In South Sudan, the Pope will join the Archbishop of Canterbury, Justin Welby, and the Moderator of the General Assembly of the Church of Scotland, Iain Greenshields, for a series of events up to 5 February.

These will include meetings in Juba’s Freedom Hall with people displaced by famine and continued violence, and an ecumenical prayer service at the John Garang Mausoleum, the tomb of the leader of the Sudanese People’s Liberation Army whose movement led to the foundation of South Sudan in 2011, six years after his death.

Pope Francis will also celebrate Mass at the mausoleum on the morning of 5 February.

Dr Greenshields said that they would come “as servants of the global Church, to accompany the people of South Sudan as they seek to give expression to Jesus’s words that ‘blessed are the peacemakers for they will be called children of God’”.

South Sudan has been afflicted by civil war since 2013, with Church leaders acting as mediators in the sporadic peace negotiations.
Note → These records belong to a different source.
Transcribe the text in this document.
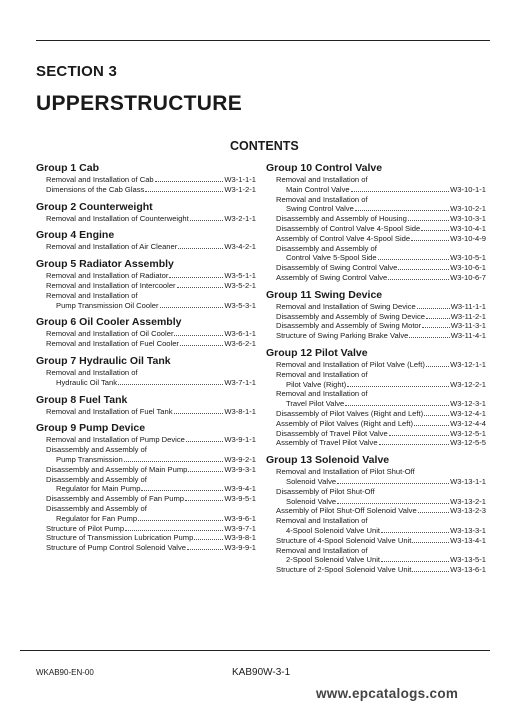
SECTION 3
UPPERSTRUCTURE
CONTENTS
Group 1 Cab
Removal and Installation of Cab	W3-1-1-1
Dimensions of the Cab Glass	W3-1-2-1
Group 2 Counterweight
Removal and Installation of Counterweight	W3-2-1-1
Group 4 Engine
Removal and Installation of Air Cleaner	W3-4-2-1
Group 5 Radiator Assembly
Removal and Installation of Radiator	W3-5-1-1
Removal and Installation of Intercooler	W3-5-2-1
Removal and Installation of
Pump Transmission Oil Cooler	W3-5-3-1
Group 6 Oil Cooler Assembly
Removal and Installation of Oil Cooler	W3-6-1-1
Removal and Installation of Fuel Cooler	W3-6-2-1
Group 7 Hydraulic Oil Tank
Removal and Installation of
Hydraulic Oil Tank	W3-7-1-1
Group 8 Fuel Tank
Removal and Installation of Fuel Tank	W3-8-1-1
Group 9 Pump Device
Removal and Installation of Pump Device	W3-9-1-1
Disassembly and Assembly of
Pump Transmission	W3-9-2-1
Disassembly and Assembly of Main Pump	W3-9-3-1
Disassembly and Assembly of
Regulator for Main Pump	W3-9-4-1
Disassembly and Assembly of Fan Pump	W3-9-5-1
Disassembly and Assembly of
Regulator for Fan Pump	W3-9-6-1
Structure of Pilot Pump	W3-9-7-1
Structure of Transmission Lubrication Pump	W3-9-8-1
Structure of Pump Control Solenoid Valve	W3-9-9-1
Group 10 Control Valve
Removal and Installation of
Main Control Valve	W3-10-1-1
Removal and Installation of
Swing Control Valve	W3-10-2-1
Disassembly and Assembly of Housing	W3-10-3-1
Disassembly of Control Valve 4-Spool Side	W3-10-4-1
Assembly of Control Valve 4-Spool Side	W3-10-4-9
Disassembly and Assembly of
Control Valve 5-Spool Side	W3-10-5-1
Disassembly of Swing Control Valve	W3-10-6-1
Assembly of Swing Control Valve	W3-10-6-7
Group 11 Swing Device
Removal and Installation of Swing Device	W3-11-1-1
Disassembly and Assembly of Swing Device	W3-11-2-1
Disassembly and Assembly of Swing Motor	W3-11-3-1
Structure of Swing Parking Brake Valve	W3-11-4-1
Group 12 Pilot Valve
Removal and Installation of Pilot Valve (Left)	W3-12-1-1
Removal and Installation of
Pilot Valve (Right)	W3-12-2-1
Removal and Installation of
Travel Pilot Valve	W3-12-3-1
Disassembly of Pilot Valves (Right and Left)	W3-12-4-1
Assembly of Pilot Valves (Right and Left)	W3-12-4-4
Disassembly of Travel Pilot Valve	W3-12-5-1
Assembly of Travel Pilot Valve	W3-12-5-5
Group 13 Solenoid Valve
Removal and Installation of Pilot Shut-Off
Solenoid Valve	W3-13-1-1
Disassembly of Pilot Shut-Off
Solenoid Valve	W3-13-2-1
Assembly of Pilot Shut-Off Solenoid Valve	W3-13-2-3
Removal and Installation of
4-Spool Solenoid Valve Unit	W3-13-3-1
Structure of 4-Spool Solenoid Valve Unit	W3-13-4-1
Removal and Installation of
2-Spool Solenoid Valve Unit	W3-13-5-1
Structure of 2-Spool Solenoid Valve Unit	W3-13-6-1
WKAB90-EN-00	KAB90W-3-1
www.epcatalogs.com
A report published last week by Global Rights Compliance said that the government is using starvation as a weapon of war against its own citizens.

The joint visit was first proposed by Archbishop Welby in 2017 and promised in 2019 during a spiritual retreat at the Vatican for South Sudanese politicians.

It had been scheduled for the summer of 2022, but was postponed after the Pope’s doctors advised him not to travel due to problems with his knee.

The Vatican’s Dicastery for Promoting Christian Unity described the visit as “an unprecedented ecumenical partnership”.

“This shared pilgrimage, witnessing to their unity in Christ, the Prince of Peace, after centuries of historic division, will reflect the possibilities of peace and the promise of hope,” said a dicastery statement.

It continued: “The Christian communities of South Sudan have a legacy of powerful witness to their faith. Through working together, they have been a sign and instrument of the reconciliation God desires for their whole country and all of creation. This visit aims to build on and re-energise that legacy at a time when peace remains fragile.”

Archbishop Welby welcomed the new arrangements for the trip.

“We come as servants,” he said, “together we share a deep desire to stand in solidarity with the people of South Sudan in their suffering, to review and renew the commitments its leaders made at the Vatican in 2019.”

The archbishop is currently making a visit to Kyiv to display solidarity with the people of Ukraine. On Tuesday he visited Ukrainian refugees in Warsaw and met the apostolic nuncio to Poland, Archbishop Salvatore Pennachio.

“In this season of Advent,” said Archbishop Welby, “we remember that Jesus was born into conflict and persecution – and became a refugee when his parents fled violence and persecution to seek safety in Egypt.”

This follows the archbishop’s visit to Mozambique last week, where he met people traumatised and displaced by Islamist terror attacks.